Para alguns casos, a este custo une-se ainda aqueles destinados à cremação. O preço é único e individual: R$ 4.700. E para os que não sabem o que fazer com as cinzas, em breve será oferecido um outro serviço, com valores ainda não disponíveis: o columbário, um local para armazenar as urnas cinerárias (com as cinzas).

DESPESAS ALÉM TÚMULO

(Marcelo Prest)

A única coisa comum a todos os níveis sociais é a certidão de óbito, que é gratuita. De resto, as diferenças persistem. Um exemplo são os gastos com a manutenção, seja nos cemitérios tradicionais, como é o caso de Santo Antonio, ou até mesmo nos privados. O preço varia de acordo com o serviço encomendado, mas uma limpeza básica fica por volta dos R$ 30, a uma taxa anual de manutenção de R$ 460, no setor privado

Se for construir um túmulo perpétuo, nos cemitérios públicos mais tradicionais, terá que se preparar para um bom desembolso. Há mausoléus que ultrapassam a casa dos R$ 100 mil, com as pedras de granito e estátuas. Se o desejo for de colocar uma mensagem em metal, grafando o nome da pessoa na sepultura, vai pagar pelo menos R$ 6 por letra. “O custo varia de acordo com o trabalho. Se a letra for de bronze fica mais caro, R$ 12 a unidade”, explica Carlos Roberto Loureiro Santos, que passou 20, dos seus 65 anos, grafando túmulos.

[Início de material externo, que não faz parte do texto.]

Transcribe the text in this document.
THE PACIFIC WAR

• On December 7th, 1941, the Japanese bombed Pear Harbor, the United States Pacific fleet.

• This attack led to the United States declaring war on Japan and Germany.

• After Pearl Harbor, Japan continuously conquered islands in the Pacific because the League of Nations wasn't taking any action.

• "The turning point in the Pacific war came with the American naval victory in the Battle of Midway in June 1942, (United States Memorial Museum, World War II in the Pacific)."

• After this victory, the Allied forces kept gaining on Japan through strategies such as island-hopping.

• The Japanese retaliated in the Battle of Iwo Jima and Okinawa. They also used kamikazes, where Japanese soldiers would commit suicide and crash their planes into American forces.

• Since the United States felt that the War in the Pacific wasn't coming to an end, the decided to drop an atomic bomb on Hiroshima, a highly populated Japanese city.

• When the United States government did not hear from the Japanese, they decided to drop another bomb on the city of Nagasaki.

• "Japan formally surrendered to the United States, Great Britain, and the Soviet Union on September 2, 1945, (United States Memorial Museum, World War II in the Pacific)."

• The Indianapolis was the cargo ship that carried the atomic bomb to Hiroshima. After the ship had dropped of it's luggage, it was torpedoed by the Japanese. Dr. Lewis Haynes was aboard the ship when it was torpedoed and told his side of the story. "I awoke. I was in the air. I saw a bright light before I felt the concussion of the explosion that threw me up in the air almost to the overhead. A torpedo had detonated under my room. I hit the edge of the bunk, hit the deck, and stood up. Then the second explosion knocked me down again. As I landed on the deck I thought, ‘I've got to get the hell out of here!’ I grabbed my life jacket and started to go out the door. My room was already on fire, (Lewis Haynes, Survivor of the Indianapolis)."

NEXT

Agora, se a pessoa deixou algum patrimônio, vai ter trabalho e gastos se não tiver sido feito antes um plano sucessório, como relata o advogado José Eduardo Coelho Dias, especialista em Direito de Família e Sucessões. “São muitas taxas, dependendo do caso, custas de processos, cartório, enfim, não é tão fácil”, afirma.

E quanto maior o poder aquisitivo do falecido, mais caro fica para a família. Se a pessoa tem bens à dividir, é necessário fazer o famoso (mas não querido!) inventário. Ele trata da transmissão do patrimônio, sejam créditos ou débitos. “Estamos falando de dívidas e de bens que eventualmente a pessoa possua. Quando todos os herdeiros são maiores e há consenso em relação a partilha, esse inventário costuma ficar bem mais barato porque ele pode ser feito diretamente no cartório e você vai pagar uma taxa calculada sobre o valor do patrimônio. Isso é muito mais barato do que o inventário o judicial”, explica o especialista. No inventário judicial, quando há testamentos, menores envolvidos ou falta consenso entre os herdeiros, existe uma tabela de custos. A taxa padrão é de 1.5% sobre o valor do patrimônio a ser transmitido.